“Picture all of Manhattan covered in a layer of ice that's 11,800 feet thick—eight times the height of the Empire State Building. That's the net amount of ice that melts each year in Greenland,” warns CBS News. Yikes!
Hurricane Sandy was blamed on rising sea levels resulting from Greenland’s melting ice sheet—which is happening because of human-triggered global warming, right?
Not so fast. Princeton researchers used improved data-gathering methods from dedicated satellites and found ice loss is localized, “with ice mass in the center of Greenland steadily increasing over the decade.”

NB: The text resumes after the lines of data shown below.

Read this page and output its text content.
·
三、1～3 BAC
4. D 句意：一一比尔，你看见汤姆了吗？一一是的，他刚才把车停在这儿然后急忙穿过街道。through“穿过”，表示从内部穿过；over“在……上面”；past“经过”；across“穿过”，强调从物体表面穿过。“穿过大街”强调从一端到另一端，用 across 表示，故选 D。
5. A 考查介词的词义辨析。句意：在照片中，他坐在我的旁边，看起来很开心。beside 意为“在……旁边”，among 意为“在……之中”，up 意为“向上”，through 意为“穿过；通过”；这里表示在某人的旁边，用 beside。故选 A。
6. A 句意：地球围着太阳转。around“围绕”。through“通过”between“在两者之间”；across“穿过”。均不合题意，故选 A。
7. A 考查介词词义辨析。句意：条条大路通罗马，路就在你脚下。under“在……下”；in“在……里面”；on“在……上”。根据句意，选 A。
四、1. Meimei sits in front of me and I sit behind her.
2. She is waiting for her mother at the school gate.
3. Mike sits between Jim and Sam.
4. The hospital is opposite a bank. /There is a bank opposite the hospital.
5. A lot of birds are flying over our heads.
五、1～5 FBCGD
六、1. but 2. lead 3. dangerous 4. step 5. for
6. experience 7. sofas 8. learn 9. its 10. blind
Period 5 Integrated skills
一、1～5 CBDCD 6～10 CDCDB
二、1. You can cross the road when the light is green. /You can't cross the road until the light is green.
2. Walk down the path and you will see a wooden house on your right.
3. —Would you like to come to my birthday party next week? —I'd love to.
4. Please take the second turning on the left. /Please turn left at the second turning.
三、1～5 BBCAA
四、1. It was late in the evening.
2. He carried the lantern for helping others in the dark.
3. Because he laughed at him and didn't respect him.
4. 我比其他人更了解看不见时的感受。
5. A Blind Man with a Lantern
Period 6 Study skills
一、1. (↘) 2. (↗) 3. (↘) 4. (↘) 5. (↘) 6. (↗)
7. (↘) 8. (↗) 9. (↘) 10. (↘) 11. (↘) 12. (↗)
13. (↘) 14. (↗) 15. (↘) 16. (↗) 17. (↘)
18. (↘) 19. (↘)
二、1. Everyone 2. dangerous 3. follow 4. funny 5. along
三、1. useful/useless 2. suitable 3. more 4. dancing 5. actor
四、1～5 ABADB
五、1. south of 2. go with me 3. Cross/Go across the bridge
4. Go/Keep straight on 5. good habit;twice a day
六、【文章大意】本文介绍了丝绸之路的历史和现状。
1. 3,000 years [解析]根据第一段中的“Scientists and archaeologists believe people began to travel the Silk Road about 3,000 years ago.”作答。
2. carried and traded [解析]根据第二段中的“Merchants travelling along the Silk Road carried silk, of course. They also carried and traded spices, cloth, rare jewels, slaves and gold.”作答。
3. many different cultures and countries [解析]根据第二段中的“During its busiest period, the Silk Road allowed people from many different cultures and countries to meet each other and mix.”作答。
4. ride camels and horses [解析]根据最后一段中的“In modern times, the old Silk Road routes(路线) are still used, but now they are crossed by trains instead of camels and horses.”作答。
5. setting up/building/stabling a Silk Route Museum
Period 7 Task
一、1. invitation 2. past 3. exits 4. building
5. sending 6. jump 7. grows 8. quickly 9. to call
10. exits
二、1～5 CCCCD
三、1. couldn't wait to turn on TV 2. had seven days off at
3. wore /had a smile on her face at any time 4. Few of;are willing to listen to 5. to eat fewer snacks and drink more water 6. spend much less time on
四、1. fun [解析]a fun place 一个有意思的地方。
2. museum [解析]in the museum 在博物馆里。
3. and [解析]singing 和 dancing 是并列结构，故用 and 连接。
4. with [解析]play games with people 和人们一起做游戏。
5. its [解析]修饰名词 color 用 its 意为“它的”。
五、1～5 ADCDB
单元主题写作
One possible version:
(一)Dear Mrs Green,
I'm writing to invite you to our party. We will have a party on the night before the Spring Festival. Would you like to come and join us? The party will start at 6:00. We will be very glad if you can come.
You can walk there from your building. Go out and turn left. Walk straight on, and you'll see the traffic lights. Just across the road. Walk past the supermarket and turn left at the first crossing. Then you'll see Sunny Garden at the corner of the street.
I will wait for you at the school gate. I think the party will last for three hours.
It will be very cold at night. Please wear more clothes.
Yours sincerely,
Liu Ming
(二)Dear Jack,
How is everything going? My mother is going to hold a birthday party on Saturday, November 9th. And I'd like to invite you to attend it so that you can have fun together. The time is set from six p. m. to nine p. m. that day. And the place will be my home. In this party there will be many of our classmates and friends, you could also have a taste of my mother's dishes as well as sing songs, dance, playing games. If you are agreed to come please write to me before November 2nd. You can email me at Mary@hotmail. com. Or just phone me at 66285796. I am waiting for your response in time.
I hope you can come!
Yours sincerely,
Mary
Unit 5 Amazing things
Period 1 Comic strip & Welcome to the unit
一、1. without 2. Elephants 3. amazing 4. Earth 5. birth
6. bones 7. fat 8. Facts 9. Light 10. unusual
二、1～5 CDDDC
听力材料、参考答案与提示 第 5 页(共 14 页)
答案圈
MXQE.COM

Ah, ha! The ice melt isn’t accelerating, but some ice is melting. Yes it is, according to Princeton University researcher Christopher Harig—but not nearly as fast as now un-settled science once thought.
The annual ice loss acceleration is not 30 billion tons, but 8 billion tons.
So how long do we have to grab our life vests and floaties before the rising sea sweeps us away?
Oh, about 13,000 years before all of Greenland’s ice is gone, says Harig. As UK’s Register puts it, under the 13,000-year scenario “we would be looking at 5cm of sea level rise from Greenland by the year 2130: a paltry amount.”
That’s a far cry from the “unprecedented” July melt NASA was reporting last summer from its Pasadena lab.